Saya mulai berinteraksi dengan orang Indonesia di SD. Ada beberapa guru bahasa Indonesia yang merupakan orang Indonesia. Selain itu, setiap tahun saya ikut serta kegiatan VILTA (Victorian Indonesia Language Teacher’s Association) di University of Melbourne. Dan di sana saya bertemu dengan dosen-dosen dari fakultas Kajian Indonesia. Saya ingat di Year 11, saya mengikuti Model United Nations Conference yang diselenggarakan dalam bahasa Indonesia.
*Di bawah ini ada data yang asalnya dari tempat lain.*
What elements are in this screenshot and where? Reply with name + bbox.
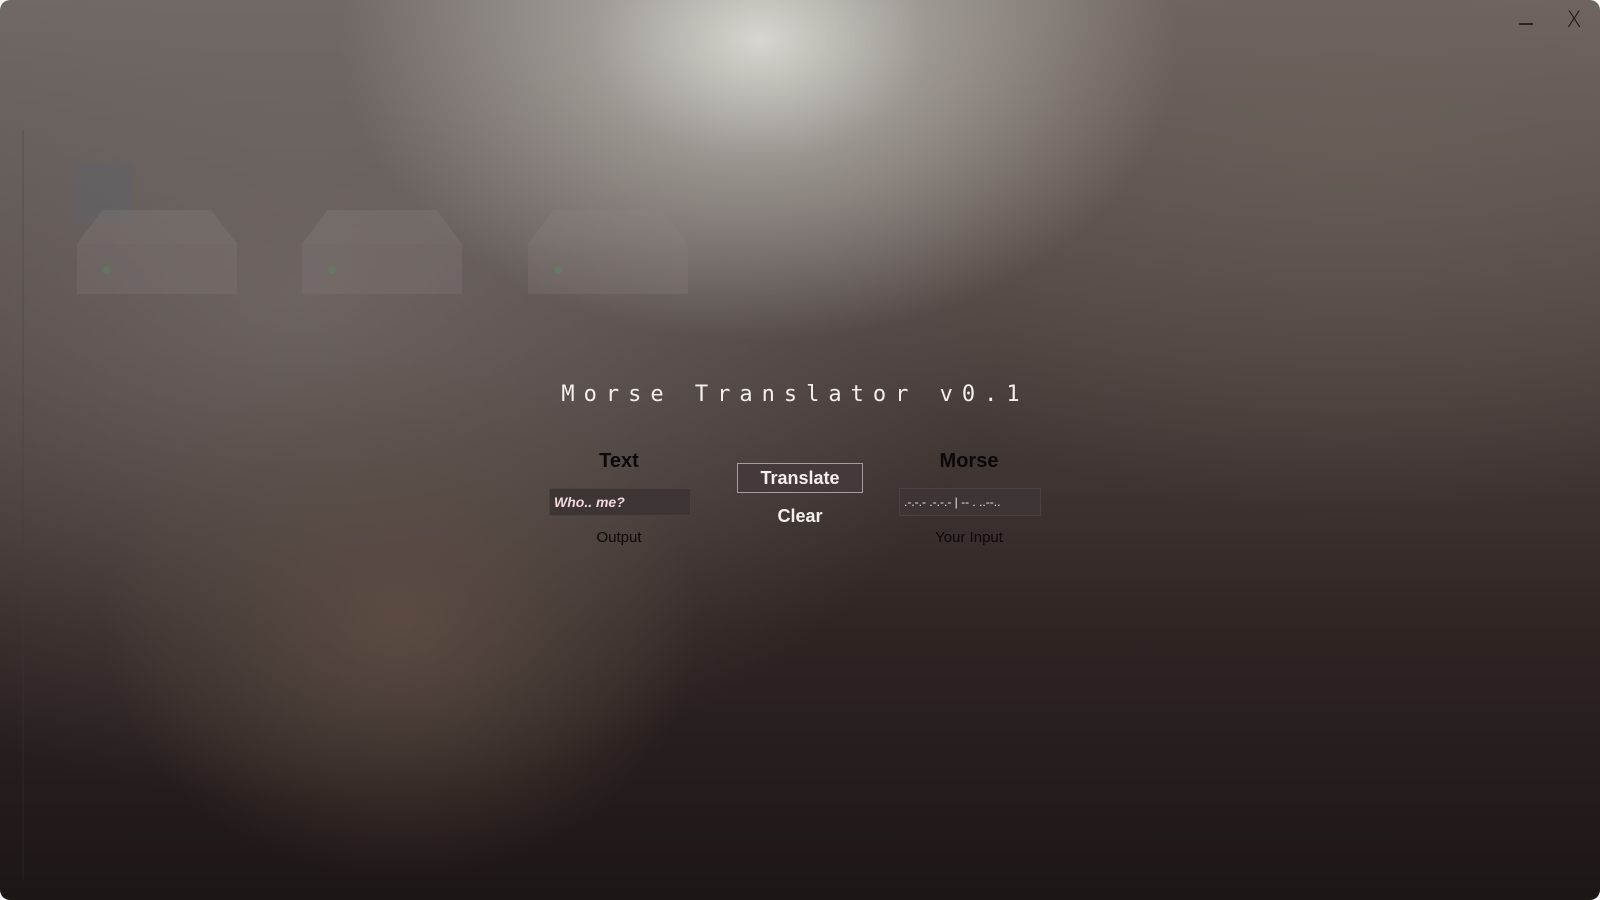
translate-button[interactable]: Translate <box>737 463 863 493</box>
your-input-label: Your Input <box>935 529 1003 546</box>
app-window: X Morse Translator v0.1 Text Output Tran… <box>0 0 1600 900</box>
clear-button[interactable]: Clear <box>737 501 863 531</box>
minimize-button[interactable] <box>1506 4 1546 36</box>
app-title: Morse Translator v0.1 <box>561 382 1029 407</box>
morse-input-field[interactable] <box>899 488 1041 516</box>
background-tile-ghost <box>73 163 133 223</box>
background-drive-ghost <box>528 210 688 294</box>
text-heading: Text <box>599 450 639 472</box>
background-drive-ghost <box>302 210 462 294</box>
close-icon: X <box>1566 7 1582 33</box>
output-label: Output <box>596 529 642 546</box>
background-drive-ghost <box>77 210 237 294</box>
text-output-field[interactable] <box>549 488 691 516</box>
morse-heading: Morse <box>939 450 999 472</box>
minimize-icon <box>1519 23 1533 25</box>
background-sidebar-ghost <box>22 130 24 880</box>
close-button[interactable]: X <box>1554 4 1594 36</box>
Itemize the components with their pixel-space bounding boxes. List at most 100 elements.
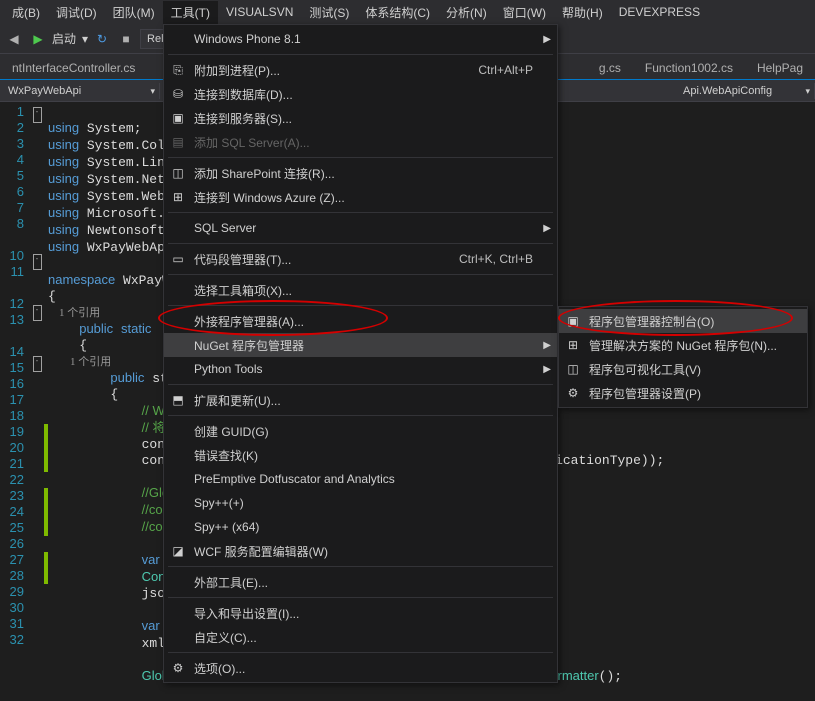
submenu-arrow-icon: ▶ xyxy=(543,364,551,375)
tools-menu-item[interactable]: 外部工具(E)... xyxy=(164,570,557,594)
tools-menu-item[interactable]: 创建 GUID(G) xyxy=(164,419,557,443)
menu-label: 连接到服务器(S)... xyxy=(194,110,292,127)
stop-icon[interactable]: ■ xyxy=(116,29,136,49)
tools-menu-item[interactable]: PreEmptive Dotfuscator and Analytics xyxy=(164,467,557,491)
menu-label: 选项(O)... xyxy=(194,660,245,677)
file-tab[interactable]: Function1002.cs xyxy=(633,57,745,79)
tools-menu-item[interactable]: SQL Server ▶ xyxy=(164,216,557,240)
menu-label: 外接程序管理器(A)... xyxy=(194,313,304,330)
tools-menu: Windows Phone 8.1▶⎘附加到进程(P)...Ctrl+Alt+P… xyxy=(163,24,558,683)
menu-icon: ◫ xyxy=(170,166,186,180)
tools-menu-item[interactable]: 错误查找(K) xyxy=(164,443,557,467)
tools-menu-item[interactable]: ⬒ 扩展和更新(U)... xyxy=(164,388,557,412)
tools-menu-item[interactable]: Python Tools▶ xyxy=(164,357,557,381)
menu-label: 创建 GUID(G) xyxy=(194,423,269,440)
tools-menu-item[interactable]: NuGet 程序包管理器 ▶ xyxy=(164,333,557,357)
menu-team[interactable]: 团队(M) xyxy=(105,1,163,24)
tools-menu-item[interactable]: 选择工具箱项(X)... xyxy=(164,278,557,302)
menu-window[interactable]: 窗口(W) xyxy=(495,1,554,24)
menu-icon: ⛁ xyxy=(170,87,186,101)
tools-menu-item[interactable]: 导入和导出设置(I)... xyxy=(164,601,557,625)
menu-label: 连接到数据库(D)... xyxy=(194,86,293,103)
menu-shortcut: Ctrl+K, Ctrl+B xyxy=(429,252,533,266)
menu-debug[interactable]: 调试(D) xyxy=(48,1,105,24)
menu-label: 程序包可视化工具(V) xyxy=(589,361,701,378)
refresh-icon[interactable]: ↻ xyxy=(92,29,112,49)
tools-menu-item[interactable]: ⊞ 连接到 Windows Azure (Z)... xyxy=(164,185,557,209)
menu-analyze[interactable]: 分析(N) xyxy=(438,1,495,24)
tools-menu-item[interactable]: ▭ 代码段管理器(T)... Ctrl+K, Ctrl+B xyxy=(164,247,557,271)
fold-gutter[interactable]: - --- xyxy=(30,102,44,650)
tools-menu-item[interactable]: ⚙选项(O)... xyxy=(164,656,557,680)
menu-bar: 成(B) 调试(D) 团队(M) 工具(T) VISUALSVN 测试(S) 体… xyxy=(0,0,815,24)
submenu-arrow-icon: ▶ xyxy=(543,34,551,45)
tools-menu-item[interactable]: ▣ 连接到服务器(S)... xyxy=(164,106,557,130)
menu-label: 连接到 Windows Azure (Z)... xyxy=(194,189,345,206)
menu-visualsvn[interactable]: VISUALSVN xyxy=(218,2,301,22)
menu-icon: ⊞ xyxy=(170,190,186,204)
nuget-submenu-item[interactable]: ◫ 程序包可视化工具(V) xyxy=(559,357,807,381)
menu-devexpress[interactable]: DEVEXPRESS xyxy=(611,2,708,22)
submenu-arrow-icon: ▶ xyxy=(543,340,551,351)
nuget-submenu-item[interactable]: ⊞ 管理解决方案的 NuGet 程序包(N)... xyxy=(559,333,807,357)
menu-label: 外部工具(E)... xyxy=(194,574,268,591)
change-indicator xyxy=(44,488,48,536)
namespace-dropdown[interactable]: WxPayWebApi xyxy=(0,83,160,99)
tools-menu-item[interactable]: 自定义(C)... xyxy=(164,625,557,649)
line-gutter: 12345678 1011 1213 1415 1617181920212223… xyxy=(0,102,30,650)
tools-menu-item[interactable]: Spy++ (x64) xyxy=(164,515,557,539)
menu-icon: ◪ xyxy=(170,544,186,558)
nuget-submenu-item[interactable]: ▣ 程序包管理器控制台(O) xyxy=(559,309,807,333)
menu-label: WCF 服务配置编辑器(W) xyxy=(194,543,328,560)
submenu-arrow-icon: ▶ xyxy=(543,223,551,234)
tools-menu-item[interactable]: ⎘附加到进程(P)...Ctrl+Alt+P xyxy=(164,58,557,82)
menu-label: 错误查找(K) xyxy=(194,447,258,464)
menu-icon: ⎘ xyxy=(170,63,186,78)
tools-menu-item: ▤ 添加 SQL Server(A)... xyxy=(164,130,557,154)
menu-label: 选择工具箱项(X)... xyxy=(194,282,292,299)
menu-label: 附加到进程(P)... xyxy=(194,62,280,79)
start-icon[interactable]: ▶ xyxy=(28,29,48,49)
menu-icon: ⊞ xyxy=(565,338,581,352)
menu-label: Spy++(+) xyxy=(194,496,244,510)
menu-label: 程序包管理器设置(P) xyxy=(589,385,701,402)
class-dropdown[interactable]: Api.WebApiConfig xyxy=(675,83,815,99)
menu-build[interactable]: 成(B) xyxy=(4,1,48,24)
menu-label: NuGet 程序包管理器 xyxy=(194,337,304,354)
menu-icon: ▤ xyxy=(170,135,186,149)
menu-label: 添加 SQL Server(A)... xyxy=(194,134,310,151)
menu-label: SQL Server xyxy=(194,221,256,235)
nuget-submenu: ▣ 程序包管理器控制台(O) ⊞ 管理解决方案的 NuGet 程序包(N)... ◫ 程序… xyxy=(558,306,808,408)
nuget-submenu-item[interactable]: ⚙ 程序包管理器设置(P) xyxy=(559,381,807,405)
menu-tools[interactable]: 工具(T) xyxy=(163,1,218,24)
tools-menu-item[interactable]: ◫ 添加 SharePoint 连接(R)... xyxy=(164,161,557,185)
menu-icon: ◫ xyxy=(565,362,581,376)
menu-architecture[interactable]: 体系结构(C) xyxy=(357,1,438,24)
tools-menu-item[interactable]: Spy++(+) xyxy=(164,491,557,515)
menu-label: 程序包管理器控制台(O) xyxy=(589,313,714,330)
menu-icon: ▣ xyxy=(565,314,581,328)
menu-label: 添加 SharePoint 连接(R)... xyxy=(194,165,335,182)
back-icon[interactable]: ◀ xyxy=(4,29,24,49)
menu-icon: ⬒ xyxy=(170,393,186,407)
tools-menu-item[interactable]: 外接程序管理器(A)... xyxy=(164,309,557,333)
file-tab[interactable]: ntInterfaceController.cs xyxy=(0,57,147,79)
menu-label: 管理解决方案的 NuGet 程序包(N)... xyxy=(589,337,777,354)
start-label[interactable]: 启动 xyxy=(52,30,76,47)
tools-menu-item[interactable]: Windows Phone 8.1▶ xyxy=(164,27,557,51)
menu-test[interactable]: 测试(S) xyxy=(301,1,357,24)
menu-label: 导入和导出设置(I)... xyxy=(194,605,299,622)
tools-menu-item[interactable]: ◪ WCF 服务配置编辑器(W) xyxy=(164,539,557,563)
menu-icon: ⚙ xyxy=(565,386,581,400)
menu-icon: ▣ xyxy=(170,111,186,125)
menu-label: 代码段管理器(T)... xyxy=(194,251,291,268)
menu-help[interactable]: 帮助(H) xyxy=(554,1,611,24)
menu-icon: ▭ xyxy=(170,252,186,266)
menu-label: 自定义(C)... xyxy=(194,629,257,646)
menu-label: Spy++ (x64) xyxy=(194,520,259,534)
file-tab[interactable]: HelpPag xyxy=(745,57,815,79)
change-indicator xyxy=(44,552,48,584)
tools-menu-item[interactable]: ⛁ 连接到数据库(D)... xyxy=(164,82,557,106)
file-tab[interactable]: g.cs xyxy=(587,57,633,79)
menu-label: 扩展和更新(U)... xyxy=(194,392,281,409)
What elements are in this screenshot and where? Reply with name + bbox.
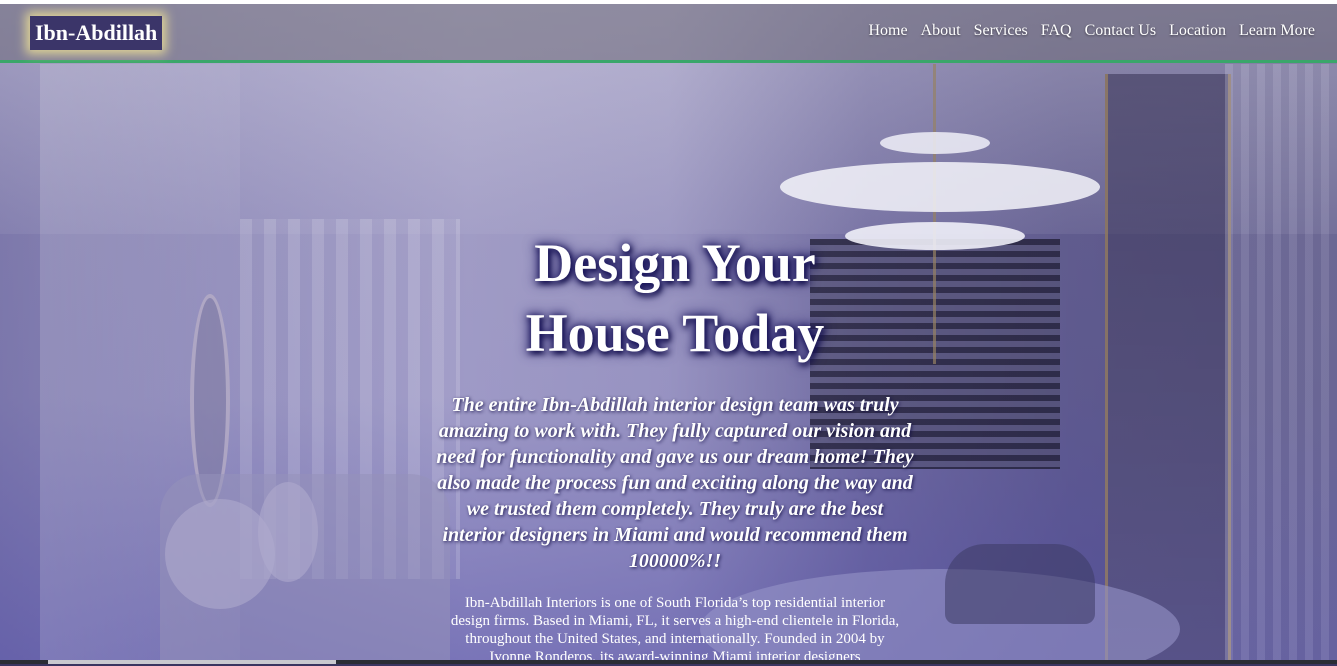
hero-title-line-1: Design Your — [534, 233, 816, 293]
nav-about[interactable]: About — [921, 22, 961, 40]
top-border — [0, 0, 1337, 4]
main-nav: Home About Services FAQ Contact Us Locat… — [868, 22, 1315, 40]
navbar: Ibn-Abdillah Home About Services FAQ Con… — [0, 4, 1337, 63]
right-wall-panels — [1225, 64, 1337, 660]
testimonial-quote: The entire Ibn-Abdillah interior design … — [436, 394, 914, 572]
pendant-lamp — [780, 162, 1100, 212]
about-paragraph: Ibn-Abdillah Interiors is one of South F… — [450, 595, 900, 665]
nav-learn-more[interactable]: Learn More — [1239, 22, 1315, 40]
nav-faq[interactable]: FAQ — [1041, 22, 1072, 40]
chair — [945, 544, 1095, 624]
nav-location[interactable]: Location — [1169, 22, 1226, 40]
nav-services[interactable]: Services — [974, 22, 1028, 40]
pendant-rod — [933, 64, 936, 364]
site-logo[interactable]: Ibn-Abdillah — [30, 16, 163, 50]
glass-cabinet — [1105, 74, 1231, 660]
hero-title-line-2: House Today — [525, 303, 825, 363]
pillow — [258, 482, 318, 582]
pendant-lamp — [880, 132, 990, 154]
nav-home[interactable]: Home — [868, 22, 907, 40]
hero-title: Design Your House Today — [440, 228, 910, 368]
nav-contact-us[interactable]: Contact Us — [1085, 22, 1157, 40]
scrollbar-thumb[interactable] — [48, 660, 336, 664]
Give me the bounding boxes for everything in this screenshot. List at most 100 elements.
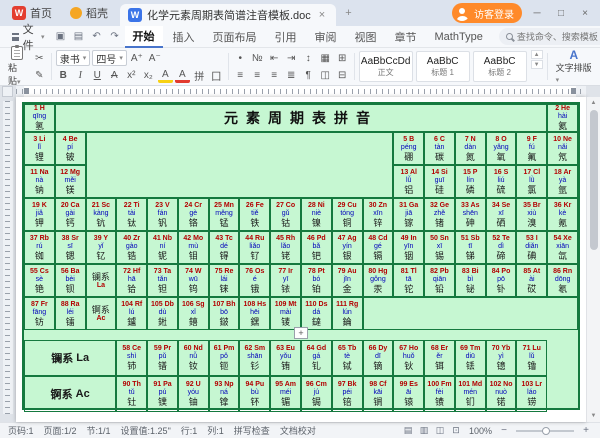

Tapi, sebelum lingkungan kampus, mungkin saya tidak mempunyai banyak kesempatan untuk berinteraksi dengan orang Indonesia secara langsung. Di University of Melbourne ada komunitas Indonesia yang cukup besar dan di sanalah saya bertemu dengan orang Indonesia yang baik hati. Sejak itu, saya menjadi belajar banyak kosakata yang baru dan nuansa budaya dalam konteks informal.
Bagaimana persepsi kamu terhadap Indonesia atau orang Indonesia berubah sejak kamu masuk universitas?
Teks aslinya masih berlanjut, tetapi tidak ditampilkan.